Yang membuat warga AS terperangah adalah kini anggaran dana perang AS mencapai $533,7 milyar untuk tahun ini saja. Anggaran ini 10 kali lipat lebih banyak daripada anggaran militer China yang dianggap sebagai negara kuat kedua. Bagaimana mungkin sebuah negara superpower satu-satunya di dunia merasa begitu terancam dengan Afghanistan dan Iraq—dua negara yang dianggap tak punya kekuatan militer sama sekali?
Rakyat AS sadar, bahwa dua perang ini semata-mata hanya digunakan sebagai desain untuk memperkaya industri persenjataan AS. Jangan lupa, AS juga “menginfus” keamanan dalam negerinya dengan persenjataan serupa.
Rakyat AS dulu memilih Obama berharap bahwa Obama akan mengakhiri perang yang disulut oleh George W. Bush, presiden sebelumnya. Perang telah menghancurkan AS dan menghadirkan krisis ekonomi global, hingga AS tak sempat lagi memikirkan pelayanannya kepada masyarakatnya sendiri.
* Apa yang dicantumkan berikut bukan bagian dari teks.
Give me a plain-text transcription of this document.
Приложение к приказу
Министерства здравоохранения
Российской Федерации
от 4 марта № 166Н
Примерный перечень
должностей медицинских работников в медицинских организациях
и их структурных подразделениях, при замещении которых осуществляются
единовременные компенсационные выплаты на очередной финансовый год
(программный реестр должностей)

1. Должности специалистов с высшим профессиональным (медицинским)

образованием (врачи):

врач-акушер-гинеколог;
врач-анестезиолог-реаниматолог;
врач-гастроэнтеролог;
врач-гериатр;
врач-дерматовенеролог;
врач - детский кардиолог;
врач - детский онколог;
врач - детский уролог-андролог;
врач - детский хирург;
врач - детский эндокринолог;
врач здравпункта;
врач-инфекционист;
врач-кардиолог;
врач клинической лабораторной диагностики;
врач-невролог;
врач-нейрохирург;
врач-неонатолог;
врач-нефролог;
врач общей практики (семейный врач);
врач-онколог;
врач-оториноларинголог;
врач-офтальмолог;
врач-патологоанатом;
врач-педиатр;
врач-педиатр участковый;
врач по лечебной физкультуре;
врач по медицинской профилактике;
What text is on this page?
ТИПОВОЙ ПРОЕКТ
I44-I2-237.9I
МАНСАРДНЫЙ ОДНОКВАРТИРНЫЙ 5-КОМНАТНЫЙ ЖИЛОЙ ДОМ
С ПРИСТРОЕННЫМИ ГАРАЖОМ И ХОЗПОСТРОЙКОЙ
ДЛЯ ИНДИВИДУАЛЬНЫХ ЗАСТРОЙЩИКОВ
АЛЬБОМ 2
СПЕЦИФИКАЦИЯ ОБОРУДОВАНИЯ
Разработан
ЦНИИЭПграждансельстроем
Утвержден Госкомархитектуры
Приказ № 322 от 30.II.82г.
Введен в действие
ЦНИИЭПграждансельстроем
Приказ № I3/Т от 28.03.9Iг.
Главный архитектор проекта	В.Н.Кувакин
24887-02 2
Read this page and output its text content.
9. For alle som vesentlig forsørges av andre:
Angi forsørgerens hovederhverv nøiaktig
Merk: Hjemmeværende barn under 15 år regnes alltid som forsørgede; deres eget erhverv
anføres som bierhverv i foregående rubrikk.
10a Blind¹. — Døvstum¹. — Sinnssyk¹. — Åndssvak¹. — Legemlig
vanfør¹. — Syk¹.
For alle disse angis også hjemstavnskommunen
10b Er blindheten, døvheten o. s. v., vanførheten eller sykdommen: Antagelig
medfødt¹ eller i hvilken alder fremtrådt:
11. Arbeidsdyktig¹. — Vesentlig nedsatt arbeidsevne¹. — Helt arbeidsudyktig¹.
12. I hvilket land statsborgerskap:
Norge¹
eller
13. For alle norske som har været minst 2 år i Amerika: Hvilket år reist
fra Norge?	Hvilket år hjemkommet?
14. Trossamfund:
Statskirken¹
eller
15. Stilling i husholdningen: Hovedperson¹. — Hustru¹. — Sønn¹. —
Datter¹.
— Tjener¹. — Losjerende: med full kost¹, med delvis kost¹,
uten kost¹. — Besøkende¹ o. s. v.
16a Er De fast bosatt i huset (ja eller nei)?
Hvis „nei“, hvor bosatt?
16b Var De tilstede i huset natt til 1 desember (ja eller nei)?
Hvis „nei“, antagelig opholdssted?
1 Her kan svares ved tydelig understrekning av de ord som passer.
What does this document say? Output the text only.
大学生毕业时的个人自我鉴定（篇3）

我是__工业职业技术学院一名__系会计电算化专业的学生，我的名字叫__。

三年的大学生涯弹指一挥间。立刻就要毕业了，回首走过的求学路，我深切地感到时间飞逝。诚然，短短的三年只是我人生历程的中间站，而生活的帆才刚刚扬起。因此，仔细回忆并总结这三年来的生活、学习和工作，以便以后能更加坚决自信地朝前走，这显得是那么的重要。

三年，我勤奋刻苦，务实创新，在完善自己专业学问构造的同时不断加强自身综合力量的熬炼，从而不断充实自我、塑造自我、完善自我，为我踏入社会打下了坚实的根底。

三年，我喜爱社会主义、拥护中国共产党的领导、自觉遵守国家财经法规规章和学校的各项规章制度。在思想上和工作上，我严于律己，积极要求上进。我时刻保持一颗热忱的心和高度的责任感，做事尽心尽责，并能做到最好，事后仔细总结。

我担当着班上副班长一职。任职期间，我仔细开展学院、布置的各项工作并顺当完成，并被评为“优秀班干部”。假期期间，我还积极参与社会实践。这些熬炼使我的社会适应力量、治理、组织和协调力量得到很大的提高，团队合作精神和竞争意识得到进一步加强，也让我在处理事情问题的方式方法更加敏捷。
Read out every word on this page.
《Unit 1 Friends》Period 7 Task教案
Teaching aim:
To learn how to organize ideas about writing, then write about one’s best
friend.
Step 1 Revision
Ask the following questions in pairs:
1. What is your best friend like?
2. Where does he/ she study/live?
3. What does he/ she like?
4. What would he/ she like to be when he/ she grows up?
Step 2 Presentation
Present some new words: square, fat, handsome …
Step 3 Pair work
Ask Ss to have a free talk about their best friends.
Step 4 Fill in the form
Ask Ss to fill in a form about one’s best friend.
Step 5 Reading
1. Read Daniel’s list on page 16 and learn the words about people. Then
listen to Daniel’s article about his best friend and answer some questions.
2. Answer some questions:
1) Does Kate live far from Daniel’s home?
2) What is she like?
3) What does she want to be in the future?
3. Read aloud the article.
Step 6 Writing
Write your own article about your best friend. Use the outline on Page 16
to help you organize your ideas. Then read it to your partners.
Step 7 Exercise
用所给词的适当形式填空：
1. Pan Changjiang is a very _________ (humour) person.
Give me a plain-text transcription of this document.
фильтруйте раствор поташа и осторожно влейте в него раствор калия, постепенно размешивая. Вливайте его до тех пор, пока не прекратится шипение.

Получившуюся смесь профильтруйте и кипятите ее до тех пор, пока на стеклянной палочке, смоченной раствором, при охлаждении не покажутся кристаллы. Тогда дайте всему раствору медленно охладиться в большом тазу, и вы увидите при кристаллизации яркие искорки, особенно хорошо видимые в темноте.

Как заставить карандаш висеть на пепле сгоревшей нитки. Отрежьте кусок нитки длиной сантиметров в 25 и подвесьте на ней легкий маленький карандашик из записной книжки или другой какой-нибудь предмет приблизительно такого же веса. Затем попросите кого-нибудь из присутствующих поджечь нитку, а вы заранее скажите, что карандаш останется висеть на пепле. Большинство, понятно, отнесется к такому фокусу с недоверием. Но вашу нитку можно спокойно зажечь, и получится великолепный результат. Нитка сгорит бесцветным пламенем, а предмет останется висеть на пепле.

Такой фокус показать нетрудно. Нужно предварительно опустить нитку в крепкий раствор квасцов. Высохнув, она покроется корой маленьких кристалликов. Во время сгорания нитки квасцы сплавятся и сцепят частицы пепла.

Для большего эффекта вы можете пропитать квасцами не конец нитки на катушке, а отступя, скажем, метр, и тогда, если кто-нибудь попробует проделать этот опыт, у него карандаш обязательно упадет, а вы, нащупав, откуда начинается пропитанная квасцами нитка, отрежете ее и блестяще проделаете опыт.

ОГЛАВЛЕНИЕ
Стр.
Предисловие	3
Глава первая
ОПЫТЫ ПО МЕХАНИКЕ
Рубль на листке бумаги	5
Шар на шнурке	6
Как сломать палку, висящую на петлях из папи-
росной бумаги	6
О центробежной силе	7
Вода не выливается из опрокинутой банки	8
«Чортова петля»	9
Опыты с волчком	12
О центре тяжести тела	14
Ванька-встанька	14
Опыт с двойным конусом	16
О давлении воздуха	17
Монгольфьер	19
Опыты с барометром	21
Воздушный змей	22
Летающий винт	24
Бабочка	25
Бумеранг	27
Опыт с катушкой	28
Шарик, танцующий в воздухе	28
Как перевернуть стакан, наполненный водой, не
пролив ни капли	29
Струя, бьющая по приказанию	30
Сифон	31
Menurut Pentagon, biaya perang AS di Afghanistan tahun depan akan sama dengan biaya perang bertahun-tahun di Iraq. Univesitas Harvard menghitung bahwa perang Iraq telah menelan dana sebesar $3 trilyun yang diambil dari pajak rakyat. Jika Pentagon benar, maka beban rakyat AS akan menjadi dua kali lipat menjadi $6 trilyun, satu untuk biaya perang dan satu lagi untuk “keamanan birokrasi pasca perang”. Dhar Jamail melaporkan bahwa psikiater tentara AS menyebutkan kalau tentara AS yang stress setelah perang meningkat menjadi 30 persen!
China, Rusia, dan India adalah beberapa negara yang tengah (kembali) bangkit kekuatannya. Dollar AS berputar sebagai mata uang internasional, namun di dalam negeri AS sendiri tengah terjadi kekisruhan akan dollar itu sendiri menyangkut perang dan bailout.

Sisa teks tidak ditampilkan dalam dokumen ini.